Beginning with the family cemetery of Enayat El-Zayat, ending with the photo of her broken tombstone, together with Mersal’s comment that perhaps El-Zayat wanted to be free of all limitations, is the essence of this book.

Slowly Mersal walks us into El-Zayat’s footsteps, from school to motherhood, and describes how she was part of the post-1952 revolution women’s movement. A kaleidoscope of the cultural scene at that time reveals a lot about women of the era. Being amidst a great cultural shift has its downsides. El-Zayat was part of the scene but not on the shimmering side. Being the bestie of famous movie star Nadia Lotfy showed the contrast in both their lives. They both attended school together and remained friends since then. Nadia Lotfy got married and lived in Alexandria, while El-Zayat got married and lived in Cairo. While Nadia Lotfy sought an acting career, El Zayat had trouble in her marriage. After giving birth to a boy, she asked for a divorce. During the painful journey of divorce, she found a job thanks to her excellent German language and started working on her first novel in Arabic.

Suffering from chronic depression burdened the young woman even more. The fact that her husband got custody of her son drove her literally to the edge. After the publishing house refused to publish her first novel, El-Zayat committed suicide in her twenties.
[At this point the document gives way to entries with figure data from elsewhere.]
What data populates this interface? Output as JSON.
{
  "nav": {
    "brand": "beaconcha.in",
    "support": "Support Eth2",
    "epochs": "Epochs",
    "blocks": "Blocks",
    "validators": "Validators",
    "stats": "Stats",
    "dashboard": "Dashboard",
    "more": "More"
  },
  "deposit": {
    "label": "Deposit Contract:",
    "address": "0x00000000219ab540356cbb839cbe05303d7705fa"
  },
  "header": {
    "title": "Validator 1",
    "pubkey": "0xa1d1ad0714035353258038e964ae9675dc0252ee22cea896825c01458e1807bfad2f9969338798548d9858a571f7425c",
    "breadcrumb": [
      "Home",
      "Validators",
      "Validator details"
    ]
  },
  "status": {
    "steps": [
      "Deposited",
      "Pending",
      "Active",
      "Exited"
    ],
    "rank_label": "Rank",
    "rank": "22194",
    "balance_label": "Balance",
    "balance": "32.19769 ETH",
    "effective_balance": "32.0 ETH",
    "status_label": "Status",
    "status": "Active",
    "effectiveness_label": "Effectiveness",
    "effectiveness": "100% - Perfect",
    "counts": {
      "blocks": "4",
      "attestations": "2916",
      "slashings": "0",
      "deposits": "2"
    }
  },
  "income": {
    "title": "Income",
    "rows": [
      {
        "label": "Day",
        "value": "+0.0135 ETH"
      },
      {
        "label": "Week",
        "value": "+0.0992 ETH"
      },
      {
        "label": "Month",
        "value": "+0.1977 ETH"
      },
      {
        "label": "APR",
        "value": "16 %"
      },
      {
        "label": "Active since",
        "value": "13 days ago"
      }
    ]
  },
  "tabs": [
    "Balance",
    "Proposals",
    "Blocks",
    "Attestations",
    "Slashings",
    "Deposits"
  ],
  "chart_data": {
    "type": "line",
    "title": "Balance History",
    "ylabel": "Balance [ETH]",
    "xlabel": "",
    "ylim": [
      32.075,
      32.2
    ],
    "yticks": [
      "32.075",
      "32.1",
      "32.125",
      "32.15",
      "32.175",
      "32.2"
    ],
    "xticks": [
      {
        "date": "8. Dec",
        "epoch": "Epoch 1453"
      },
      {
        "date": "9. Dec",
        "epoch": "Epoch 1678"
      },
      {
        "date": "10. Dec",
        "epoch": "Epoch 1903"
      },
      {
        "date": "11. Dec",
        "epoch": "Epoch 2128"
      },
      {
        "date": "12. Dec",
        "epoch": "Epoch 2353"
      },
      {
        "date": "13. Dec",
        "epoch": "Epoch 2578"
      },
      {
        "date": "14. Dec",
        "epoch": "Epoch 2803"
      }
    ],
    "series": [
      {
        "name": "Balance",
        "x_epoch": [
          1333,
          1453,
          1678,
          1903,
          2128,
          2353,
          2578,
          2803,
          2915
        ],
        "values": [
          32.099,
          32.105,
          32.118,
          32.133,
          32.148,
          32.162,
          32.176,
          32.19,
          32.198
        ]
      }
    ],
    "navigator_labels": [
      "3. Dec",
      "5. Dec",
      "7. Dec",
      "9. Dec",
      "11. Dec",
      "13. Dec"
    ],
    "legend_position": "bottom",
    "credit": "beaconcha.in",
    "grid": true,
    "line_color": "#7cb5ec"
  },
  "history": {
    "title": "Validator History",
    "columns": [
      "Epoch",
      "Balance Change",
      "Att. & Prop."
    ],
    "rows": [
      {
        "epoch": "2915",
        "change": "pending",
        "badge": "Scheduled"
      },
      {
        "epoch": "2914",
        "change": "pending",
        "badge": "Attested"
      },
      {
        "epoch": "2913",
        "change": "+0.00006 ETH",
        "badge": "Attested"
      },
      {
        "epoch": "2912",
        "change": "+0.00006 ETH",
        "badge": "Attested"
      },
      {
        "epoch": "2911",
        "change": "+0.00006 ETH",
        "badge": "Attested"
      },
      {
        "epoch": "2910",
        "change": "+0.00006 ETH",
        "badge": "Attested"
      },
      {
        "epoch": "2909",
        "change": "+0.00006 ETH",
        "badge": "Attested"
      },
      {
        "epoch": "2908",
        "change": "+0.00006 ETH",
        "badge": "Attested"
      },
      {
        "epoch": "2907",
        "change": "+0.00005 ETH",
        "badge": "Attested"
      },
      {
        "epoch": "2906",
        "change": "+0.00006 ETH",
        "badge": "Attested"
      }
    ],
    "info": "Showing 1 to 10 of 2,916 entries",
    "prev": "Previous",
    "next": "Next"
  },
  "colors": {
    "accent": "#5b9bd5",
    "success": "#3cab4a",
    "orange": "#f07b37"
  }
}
Between El-Zayat’s memoirs, the draft of the novel that her family destroyed, and the few notes that survived along with her book, Mersal started to sew the details of Enayat and lay out a route that maps the life of a talented woman who was crushed amidst a social change. Reflecting so many women at the time who were surviving society’s double standards which allowed women limited freedom and dictated the form of creativity, El-Zayat is more of a solitary summer breath that reminds us of all of the possibilities and creativity that she could have charted in this world, if only society would just let her be.

The book is gripping for the way the journey was told in a mixture of documentation and poetic reality. Sometimes the author actually reveals her own fictional tale of El-Zayat before she researched her. The details she conveys in her encounter with movie star Nadia Lotfy is more of cinema scene described and narrated shot by shot. It is not difficult to hear Nadia Lotfy’s voice while reading.

The way Mersal frowns upon upper-middleclass morality is also very obvious in the way she narrates her encounter with El-Zayat’s sister who was very protective about her late sister’s history. The panorama of this era in Egypt and the Arab world is a subtle cross-cutting theme in the book that reveals so many shades of the colors of this social segment of Egypt that were shown in the cinema in black and white.

The book is a journey full of discoveries, but the most important one of all is how much our world lacks empathy and kindness.